DETROIT (WJBK) - He was a college football star turned addict but he's since in recovery and is now trying to help others avoid a similar path.
Now he's facing resistance from the city of Detroit . His efforts are in danger of being put to an end.
Billy Taylor played running back at the University of Michigan during the Bo Schembechler era.
After his glory days at Michigan, Taylor overcame drug and alcohol addiction which led to him opening a residential rehab center at the corner of Dexter and Sturtevant in Detroit.
Now a fight between the city's board of zoning appeals and the Russell Woods community could bring his cause to an end.
"Right now, my facility has been shut down after investing over $2 million into a vacant building, all about trying to help people," Taylor said.
Taylor says it's been an ongoing battle trying to renew legal permits mainly due to complaints by residents who live in Russell Woods.
"There's been two times we've applied for conditional land use and the City of Detroit has granted it through the building safety and engineering department," he said. "This is the second time the decision has been overturned by the board of zoning appeals."
All along Dexter, there is blight all over. Maybe a year ago, a building that used to be in a nearby green space was torn down because it was crumbling and bricks were falling to the ground.
Taylor says if a compromise can't be made, his facility will be shut down for good, and probably left vacant - which is sadly familiar in this area.
FOX 2: "What would you say if this building became vacant and God knows what could be happening in there?"
"That's the truth," said resident Alex Lamar. "It could be another vacant building like the one across the street that they tore up."
Taylor says due to the uphill battle, no patients have been there since September of 2015.
Alex Lamar lives a few houses down from the rehab center, and says before that some of the patients were out of control. This husband and father says Taylor has the right intent, but more security is needed.
"Make sure they don't have access to people in the neighborhood," Lamar said. "They tend to stand outside or at the gas station.
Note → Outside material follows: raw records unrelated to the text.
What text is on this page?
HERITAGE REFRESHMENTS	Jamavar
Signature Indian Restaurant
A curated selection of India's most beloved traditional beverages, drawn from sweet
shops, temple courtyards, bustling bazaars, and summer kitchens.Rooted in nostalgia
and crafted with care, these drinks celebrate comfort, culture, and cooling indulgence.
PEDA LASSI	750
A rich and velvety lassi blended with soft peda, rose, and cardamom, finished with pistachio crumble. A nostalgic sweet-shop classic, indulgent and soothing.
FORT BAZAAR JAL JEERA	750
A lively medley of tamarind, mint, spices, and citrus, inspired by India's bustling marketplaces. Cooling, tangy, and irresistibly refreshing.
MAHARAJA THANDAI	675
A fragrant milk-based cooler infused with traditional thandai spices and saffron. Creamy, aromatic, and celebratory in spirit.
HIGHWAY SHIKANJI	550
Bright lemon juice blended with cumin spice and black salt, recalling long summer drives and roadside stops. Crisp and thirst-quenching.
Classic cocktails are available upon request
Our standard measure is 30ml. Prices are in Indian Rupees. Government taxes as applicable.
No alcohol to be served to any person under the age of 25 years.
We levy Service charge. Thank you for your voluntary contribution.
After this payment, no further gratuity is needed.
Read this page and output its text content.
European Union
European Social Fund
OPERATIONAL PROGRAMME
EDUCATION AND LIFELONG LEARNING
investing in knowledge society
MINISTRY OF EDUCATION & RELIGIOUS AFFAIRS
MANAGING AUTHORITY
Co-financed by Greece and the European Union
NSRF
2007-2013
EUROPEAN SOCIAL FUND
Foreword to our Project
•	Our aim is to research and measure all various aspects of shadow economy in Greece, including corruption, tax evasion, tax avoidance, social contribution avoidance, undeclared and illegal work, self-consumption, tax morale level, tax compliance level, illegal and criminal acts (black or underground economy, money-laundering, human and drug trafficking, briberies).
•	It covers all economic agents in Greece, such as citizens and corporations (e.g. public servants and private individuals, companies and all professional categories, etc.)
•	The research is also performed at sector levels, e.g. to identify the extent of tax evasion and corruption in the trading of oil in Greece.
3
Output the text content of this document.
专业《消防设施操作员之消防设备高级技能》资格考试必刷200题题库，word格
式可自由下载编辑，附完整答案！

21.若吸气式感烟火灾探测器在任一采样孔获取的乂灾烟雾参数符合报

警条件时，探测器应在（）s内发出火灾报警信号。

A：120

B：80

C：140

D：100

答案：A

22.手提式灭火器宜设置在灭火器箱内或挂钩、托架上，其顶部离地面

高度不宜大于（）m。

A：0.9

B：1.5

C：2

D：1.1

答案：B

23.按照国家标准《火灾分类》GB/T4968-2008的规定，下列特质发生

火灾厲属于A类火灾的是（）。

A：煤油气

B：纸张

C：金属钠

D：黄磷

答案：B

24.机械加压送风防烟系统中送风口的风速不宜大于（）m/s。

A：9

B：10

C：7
I just don't want they yelling at my children or wife through the windows."
"In eight years, we've never had one police report at this facility," Taylor said. "The men who come here are beaten down and broke down. We try to build them up."
Taylor has 21 days from Tuesday to appeal the city's decision in circuit court. If the appeal doesn't go in his favor, the facility will be closed.
FOX 2's calls to the city's board of zoning appeals have not been returned.